María Uicab, arreglando su largo y abundante cabello, prosiguió:

–De Crescencio Poot, ¡ay! qué te puedo decir de Crescencio. En realidad, era también un gran guerrero, extraordinario, pero el cansancio y la ambición le ganaron, ya vez, quiso negociar primero con Belice sobre la extracción del palo de tinte en nuestros montes, rompiendo nuestra unidad y sin consultarle a los demás jefes o a mí, a la representante de la Santísima. Luego, quiso negociar con los yucatecos, y yo en realidad no estoy cierta aún de que su estrategia fuera equivocada. Él pensaba que negociar con los yucatecos era una alternativa para nuestro pueblo y quizá, de haberse firmado el tratado se hubieran salvado muchas vidas. Pero su error fue querer hacerlo a espaldas de nosotros, de los santos patrones de Tulum y de los demás tatiches, por eso no nos quedó otra que castigarlo, luego vinieron muchos males y muchas cosas terribles para nuestro pueblo.

–¿Qué aconsejaría a su pueblo en estos tiempos tan difíciles y en especial a las mujeres de la Península de Yucatán?

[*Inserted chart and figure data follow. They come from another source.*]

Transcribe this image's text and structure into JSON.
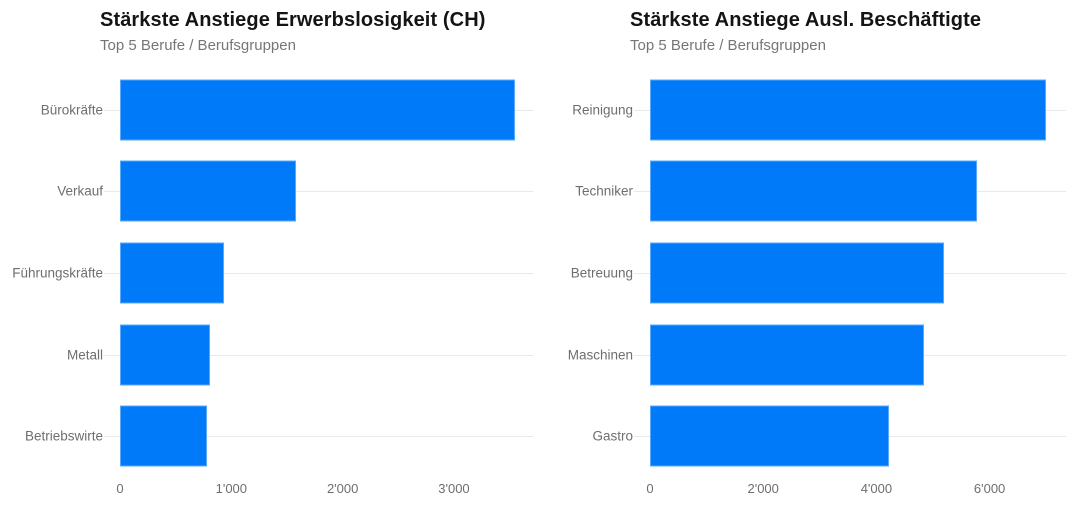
{
  "colors": {
    "bar": "#007af8",
    "gridline": "#e9e9e9",
    "title": "#141414",
    "subtitle": "#767676",
    "axis_label": "#6e6e6e"
  },
  "chart_data": [
    {
      "type": "bar",
      "orientation": "horizontal",
      "title": "Stärkste Anstiege Erwerbslosigkeit (CH)",
      "subtitle": "Top 5 Berufe / Berufsgruppen",
      "categories": [
        "Bürokräfte",
        "Verkauf",
        "Führungskräfte",
        "Metall",
        "Betriebswirte"
      ],
      "values": [
        3550,
        1580,
        930,
        810,
        780
      ],
      "xlim": [
        0,
        3710
      ],
      "xticks": [
        0,
        1000,
        2000,
        3000
      ],
      "xtick_labels": [
        "0",
        "1'000",
        "2'000",
        "3'000"
      ],
      "grid": "horizontal-per-row",
      "legend": "none",
      "bar_color": "#007af8"
    },
    {
      "type": "bar",
      "orientation": "horizontal",
      "title": "Stärkste Anstiege Ausl. Beschäftigte",
      "subtitle": "Top 5 Berufe / Berufsgruppen",
      "categories": [
        "Reinigung",
        "Techniker",
        "Betreuung",
        "Maschinen",
        "Gastro"
      ],
      "values": [
        7000,
        5780,
        5190,
        4840,
        4220
      ],
      "xlim": [
        0,
        7350
      ],
      "xticks": [
        0,
        2000,
        4000,
        6000
      ],
      "xtick_labels": [
        "0",
        "2'000",
        "4'000",
        "6'000"
      ],
      "grid": "horizontal-per-row",
      "legend": "none",
      "bar_color": "#007af8"
    }
  ]
}
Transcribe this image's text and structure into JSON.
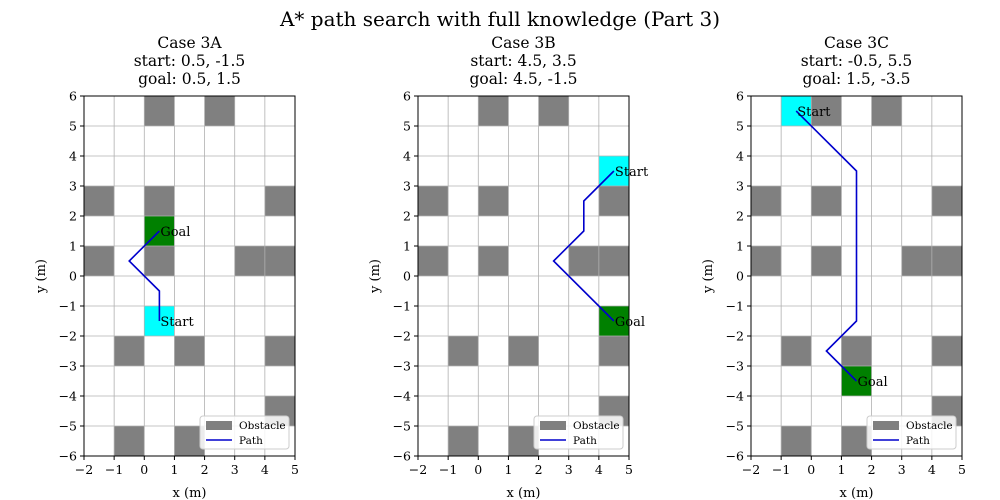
{
  "figure": {
    "title": "A* path search with full knowledge (Part 3)"
  },
  "chart_data": [
    {
      "type": "grid-path",
      "title": [
        "Case 3A",
        "start: 0.5, -1.5",
        "goal: 0.5, 1.5"
      ],
      "xlabel": "x (m)",
      "ylabel": "y (m)",
      "xlim": [
        -2,
        5
      ],
      "ylim": [
        -6,
        6
      ],
      "xticks": [
        -2,
        -1,
        0,
        1,
        2,
        3,
        4,
        5
      ],
      "yticks": [
        -6,
        -5,
        -4,
        -3,
        -2,
        -1,
        0,
        1,
        2,
        3,
        4,
        5,
        6
      ],
      "grid": true,
      "obstacles": [
        [
          0,
          5
        ],
        [
          2,
          5
        ],
        [
          -2,
          2
        ],
        [
          0,
          2
        ],
        [
          4,
          2
        ],
        [
          -2,
          0
        ],
        [
          0,
          0
        ],
        [
          3,
          0
        ],
        [
          4,
          0
        ],
        [
          -1,
          -3
        ],
        [
          1,
          -3
        ],
        [
          4,
          -3
        ],
        [
          4,
          -5
        ],
        [
          -1,
          -6
        ],
        [
          1,
          -6
        ]
      ],
      "start_cell": [
        0,
        -2
      ],
      "goal_cell": [
        0,
        1
      ],
      "start_label": "Start",
      "start_label_at": [
        0.5,
        -1.5
      ],
      "goal_label": "Goal",
      "goal_label_at": [
        0.5,
        1.5
      ],
      "path": {
        "name": "Path",
        "color": "#0000cc",
        "points": [
          [
            0.5,
            -1.5
          ],
          [
            0.5,
            -0.5
          ],
          [
            -0.5,
            0.5
          ],
          [
            0.5,
            1.5
          ]
        ]
      },
      "legend": {
        "position": "lower right",
        "items": [
          "Obstacle",
          "Path"
        ]
      }
    },
    {
      "type": "grid-path",
      "title": [
        "Case 3B",
        "start: 4.5, 3.5",
        "goal: 4.5, -1.5"
      ],
      "xlabel": "x (m)",
      "ylabel": "y (m)",
      "xlim": [
        -2,
        5
      ],
      "ylim": [
        -6,
        6
      ],
      "xticks": [
        -2,
        -1,
        0,
        1,
        2,
        3,
        4,
        5
      ],
      "yticks": [
        -6,
        -5,
        -4,
        -3,
        -2,
        -1,
        0,
        1,
        2,
        3,
        4,
        5,
        6
      ],
      "grid": true,
      "obstacles": [
        [
          0,
          5
        ],
        [
          2,
          5
        ],
        [
          -2,
          2
        ],
        [
          0,
          2
        ],
        [
          4,
          2
        ],
        [
          -2,
          0
        ],
        [
          0,
          0
        ],
        [
          3,
          0
        ],
        [
          4,
          0
        ],
        [
          -1,
          -3
        ],
        [
          1,
          -3
        ],
        [
          4,
          -3
        ],
        [
          4,
          -5
        ],
        [
          -1,
          -6
        ],
        [
          1,
          -6
        ]
      ],
      "start_cell": [
        4,
        3
      ],
      "goal_cell": [
        4,
        -2
      ],
      "start_label": "Start",
      "start_label_at": [
        4.5,
        3.5
      ],
      "goal_label": "Goal",
      "goal_label_at": [
        4.5,
        -1.5
      ],
      "path": {
        "name": "Path",
        "color": "#0000cc",
        "points": [
          [
            4.5,
            3.5
          ],
          [
            3.5,
            2.5
          ],
          [
            3.5,
            1.5
          ],
          [
            2.5,
            0.5
          ],
          [
            4.5,
            -1.5
          ]
        ]
      },
      "legend": {
        "position": "lower right",
        "items": [
          "Obstacle",
          "Path"
        ]
      }
    },
    {
      "type": "grid-path",
      "title": [
        "Case 3C",
        "start: -0.5, 5.5",
        "goal: 1.5, -3.5"
      ],
      "xlabel": "x (m)",
      "ylabel": "y (m)",
      "xlim": [
        -2,
        5
      ],
      "ylim": [
        -6,
        6
      ],
      "xticks": [
        -2,
        -1,
        0,
        1,
        2,
        3,
        4,
        5
      ],
      "yticks": [
        -6,
        -5,
        -4,
        -3,
        -2,
        -1,
        0,
        1,
        2,
        3,
        4,
        5,
        6
      ],
      "grid": true,
      "obstacles": [
        [
          0,
          5
        ],
        [
          2,
          5
        ],
        [
          -2,
          2
        ],
        [
          0,
          2
        ],
        [
          4,
          2
        ],
        [
          -2,
          0
        ],
        [
          0,
          0
        ],
        [
          3,
          0
        ],
        [
          4,
          0
        ],
        [
          -1,
          -3
        ],
        [
          1,
          -3
        ],
        [
          4,
          -3
        ],
        [
          4,
          -5
        ],
        [
          -1,
          -6
        ],
        [
          1,
          -6
        ]
      ],
      "start_cell": [
        -1,
        5
      ],
      "goal_cell": [
        1,
        -4
      ],
      "start_label": "Start",
      "start_label_at": [
        -0.5,
        5.5
      ],
      "goal_label": "Goal",
      "goal_label_at": [
        1.5,
        -3.5
      ],
      "path": {
        "name": "Path",
        "color": "#0000cc",
        "points": [
          [
            -0.5,
            5.5
          ],
          [
            1.5,
            3.5
          ],
          [
            1.5,
            -1.5
          ],
          [
            0.5,
            -2.5
          ],
          [
            1.5,
            -3.5
          ]
        ]
      },
      "legend": {
        "position": "lower right",
        "items": [
          "Obstacle",
          "Path"
        ]
      }
    }
  ],
  "colors": {
    "obstacle": "#808080",
    "start": "#00ffff",
    "goal": "#008000",
    "grid": "#b0b0b0"
  }
}
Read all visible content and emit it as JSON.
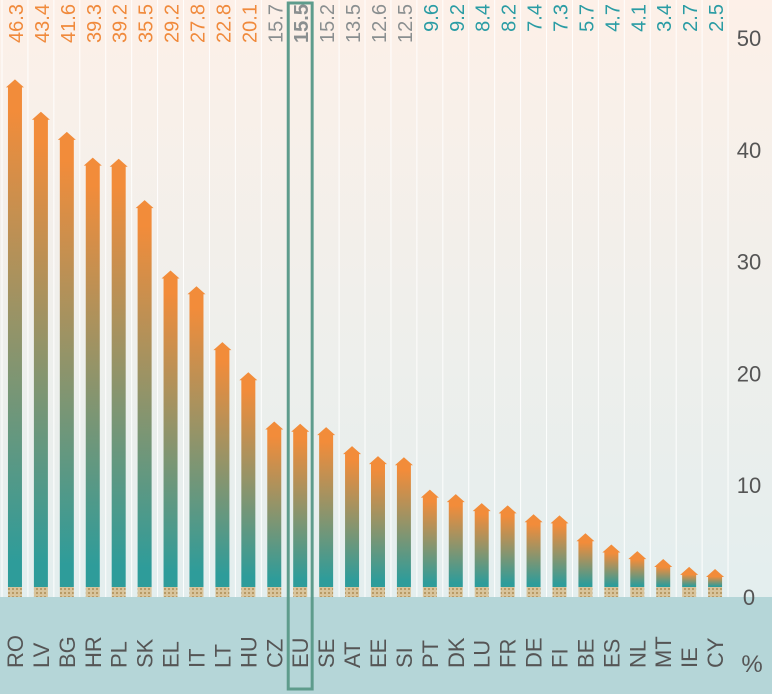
{
  "chart_data": {
    "type": "bar",
    "categories": [
      "RO",
      "LV",
      "BG",
      "HR",
      "PL",
      "SK",
      "EL",
      "IT",
      "LT",
      "HU",
      "CZ",
      "EU",
      "SE",
      "AT",
      "EE",
      "SI",
      "PT",
      "DK",
      "LU",
      "FR",
      "DE",
      "FI",
      "BE",
      "ES",
      "NL",
      "MT",
      "IE",
      "CY"
    ],
    "values": [
      46.3,
      43.4,
      41.6,
      39.3,
      39.2,
      35.5,
      29.2,
      27.8,
      22.8,
      20.1,
      15.7,
      15.5,
      15.2,
      13.5,
      12.6,
      12.5,
      9.6,
      9.2,
      8.4,
      8.2,
      7.4,
      7.3,
      5.7,
      4.7,
      4.1,
      3.4,
      2.7,
      2.5
    ],
    "value_labels": [
      "46.3",
      "43.4",
      "41.6",
      "39.3",
      "39.2",
      "35.5",
      "29.2",
      "27.8",
      "22.8",
      "20.1",
      "15.7",
      "15.5",
      "15.2",
      "13.5",
      "12.6",
      "12.5",
      "9.6",
      "9.2",
      "8.4",
      "8.2",
      "7.4",
      "7.3",
      "5.7",
      "4.7",
      "4.1",
      "3.4",
      "2.7",
      "2.5"
    ],
    "highlight": "EU",
    "ylim": [
      0,
      50
    ],
    "yticks": [
      "0",
      "10",
      "20",
      "30",
      "40",
      "50"
    ],
    "ylabel": "%",
    "grid": "vertical separators",
    "colors": {
      "bar_top": "#F28C3A",
      "bar_bottom": "#2E9C9A",
      "label_high": "#F08A3C",
      "label_mid": "#8A8F90",
      "label_low": "#2A9CA4",
      "highlight_box": "#5E9C8C",
      "tick_text": "#555555",
      "background_top": "#FDF0E8",
      "background_bottom": "#E3EEEE",
      "axis_band": "#B5D6D8"
    }
  }
}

-Que por favor aprendan de las lecciones que nos da la vida, si fuimos derrotados en parte fue por las traiciones y por no mantener la unión entre nosotros; que no se dejen seducir por esos que quieren hablar a nuestro nombre y que les ofrecen reconocimientos y dinero; que se mantengan como pueblo para poder impedir la destrucción de nuestros montes, que no olviden que ahí habitan nuestros dioses, que en Tulum está el camino hacia Xibalbá, que ahí está el río que nos une a nuestro lugar sagrado… si permiten que sea destruido, si dejan que nuestras aguas sean envenenadas, el mundo como lo conocimos morirá. A las mujeres les digo que recuperen, porque lo han perdido, ese poder que tuvimos hace tiempo, que exijan su lugar junto a los hombres y también, como santas patronas, junto a los santos patrones.

María Uicab se me acercó, se imponía:

–Oye bien, Cronista, esto que te digo: no se trata de pelear entre hombres y mujeres, se trata de que recuperemos esa unidad entre ambos para seguir transmitiendo juntos nuestra historia y la voluntad divina. Que las religiones extrañas no alejen a la Santísima de sus corazones y que nuestras voces, transmitidas ahora por ese libro que ustedes escribieron, sean tomadas en cuenta, ese es mi mensaje y herencia para ustedes.

Su voz se hizo cada vez más lejana, perdiéndose entre sonidos de flautas y tunkules. Sentí una suave brisa con rico aroma de copal, María Uicab, la sacerdotisa, desapareció de mi vista sin darme cuenta, pero sus palabras se me quedaron grabadas muy hondo.